Salt and Pepper Pork Chops have to be American Chinese food.
Wasn’t soy sauce invented by a Westerner?
If it weren’t for the French the chinks would still be eating rats, dogs, bats, chicken feet and insects. Well, the peasants still do, but you won’t find that stuff in upscale dinning.
American pizza is no different. It’s its own thing.
I’ve been hankerin’ for a bowl of bat soup with a side of pangolin.
We once went to a “traditional” Chinese restaurant in SF Chinatown at the urging of my uncle (who was a notorious cheapskate). The food, to 15 year old me, was inedible. I didn’t get hungry an hour later, I stayed hungry the whole time.
Tex Mex Chop Suey is the best.
When you go to China and look around, you realize that in many ways, China has been conquered by the West.
The clothing they wear, the furniture they sit on, and the form of government are all Western imports. There are “native” elements in food and interpersonal relationships, but other than language, anybody from the US could move to China and feel comfortable living there. There is very little culture shock.

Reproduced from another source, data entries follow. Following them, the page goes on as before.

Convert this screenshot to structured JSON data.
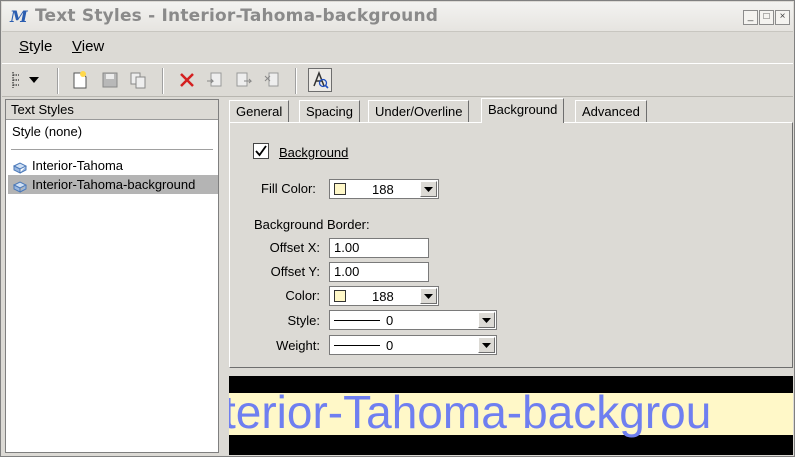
{
  "window": {
    "title": "Text Styles - Interior-Tahoma-background",
    "app_icon_glyph": "M",
    "buttons": {
      "minimize": "_",
      "maximize": "□",
      "close": "×"
    }
  },
  "menu": {
    "style": {
      "label": "Style",
      "mnemonic_index": 0
    },
    "view": {
      "label": "View",
      "mnemonic_index": 0
    }
  },
  "toolbar": {
    "icons": [
      "tree-view-icon",
      "dropdown-arrow-icon",
      "new-icon",
      "save-icon",
      "copy-icon",
      "delete-icon",
      "import-icon",
      "export-icon",
      "reset-icon",
      "text-preview-icon"
    ]
  },
  "left_panel": {
    "header": "Text Styles",
    "none_item": "Style (none)",
    "styles": [
      {
        "label": "Interior-Tahoma",
        "selected": false
      },
      {
        "label": "Interior-Tahoma-background",
        "selected": true
      }
    ]
  },
  "tabs": [
    {
      "label": "General",
      "active": false
    },
    {
      "label": "Spacing",
      "active": false
    },
    {
      "label": "Under/Overline",
      "active": false
    },
    {
      "label": "Background",
      "active": true
    },
    {
      "label": "Advanced",
      "active": false
    }
  ],
  "background_tab": {
    "background_checkbox": {
      "label": "Background",
      "checked": true
    },
    "fill_color": {
      "label": "Fill Color:",
      "value": "188",
      "swatch": "#fff8c8"
    },
    "border_section_label": "Background Border:",
    "offset_x": {
      "label": "Offset X:",
      "value": "1.00"
    },
    "offset_y": {
      "label": "Offset Y:",
      "value": "1.00"
    },
    "color": {
      "label": "Color:",
      "value": "188",
      "swatch": "#fff8c8"
    },
    "style": {
      "label": "Style:",
      "value": "0"
    },
    "weight": {
      "label": "Weight:",
      "value": "0"
    }
  },
  "preview": {
    "text": "terior-Tahoma-backgrou",
    "text_color": "#6f7ff0",
    "background_color": "#fff8c8",
    "border_color": "#000000"
  }
}
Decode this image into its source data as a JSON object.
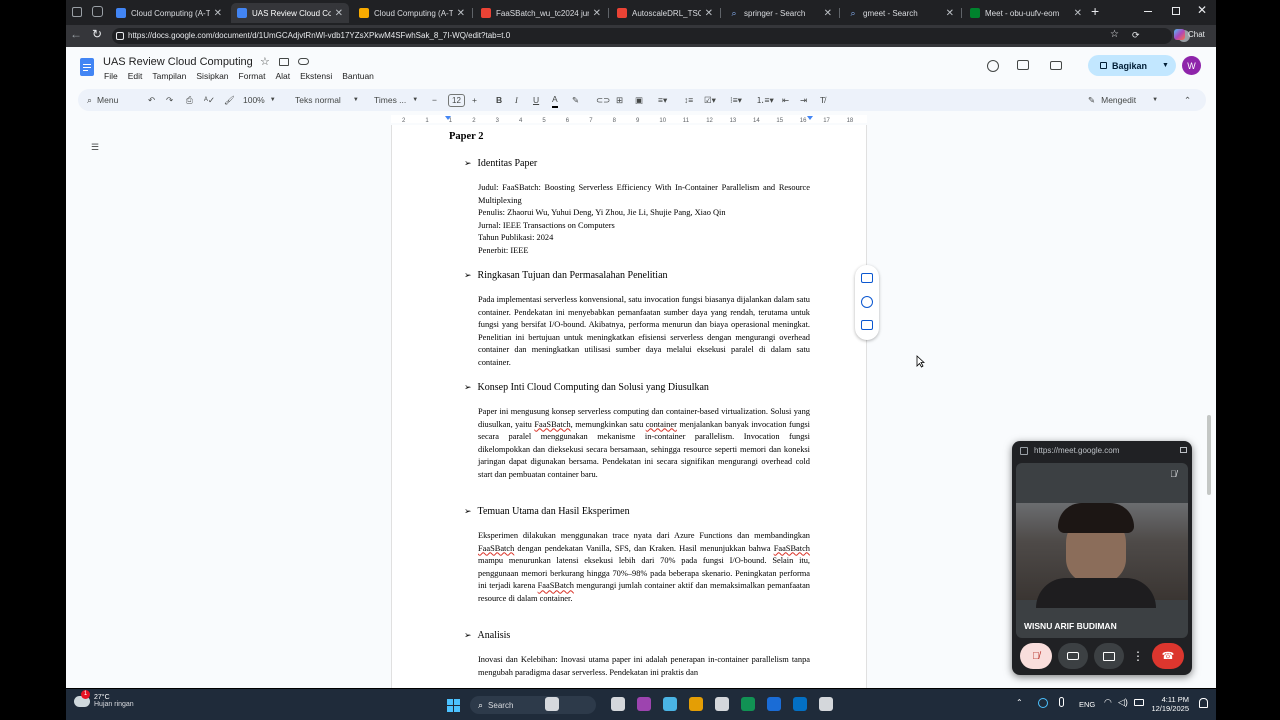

Same goes for two of my favorite cuisines - Indian and Thai. They have that spice that Chinese cuisine usually lacks, and the American mods are going to end up making them better.
“They’ve seen the fork!”
Why? 1) because in each case immigrants from those places wanted to expand their customer base to more than just people from the old country. So they started experimenting with things that would appeal to a wider audience of people from everywhere else until they came up with things that were hits to a broad audience. 2) America is a rich country - not just in money but in land and resources. Meats and cheeses and spices that people in the old country simply couldn't afford, Americans could afford - and wanted. We always had plenty of land to graze more cattle on and a much lower population density. When you've got the money to add more/better ingredients, surprise surprise, the dishes taste better. Then that gets re-exported to the world. America has long been an ideal laboratory.
PS. I can tell you from having been an expat multiple times, Europeans still have not discovered Tex-Mex or genuine Barbecue yet.
In Southern California, traditional Cantonese cuisine developed by immigrants, such as chop suey, which you would find in a typical Chinese restaurant in the 1950s and 1960s is getting hard to find as more recent immigrants from China and other Sinitic communities demand “authentic” dishes.
I was introduced to “Beef and Broccoli” not in an American Chinese restaurant but in Tainan, and Taitung, Taiwan back in the 1970’s.
You don’t get real authentic Chinese food unless it is cooked with grease collected from a Chinese sewer.
Sorry, I'm not a fan of exporting culture.
If every place exported their culture, then every place becomes the same place. When I visit Europe, I want to be immersed in European culture. When I visit Asia, I want Asian culture. Same goes for any other place I visit. That's the WHOLE POINT OF VISITING THOSE PLACES.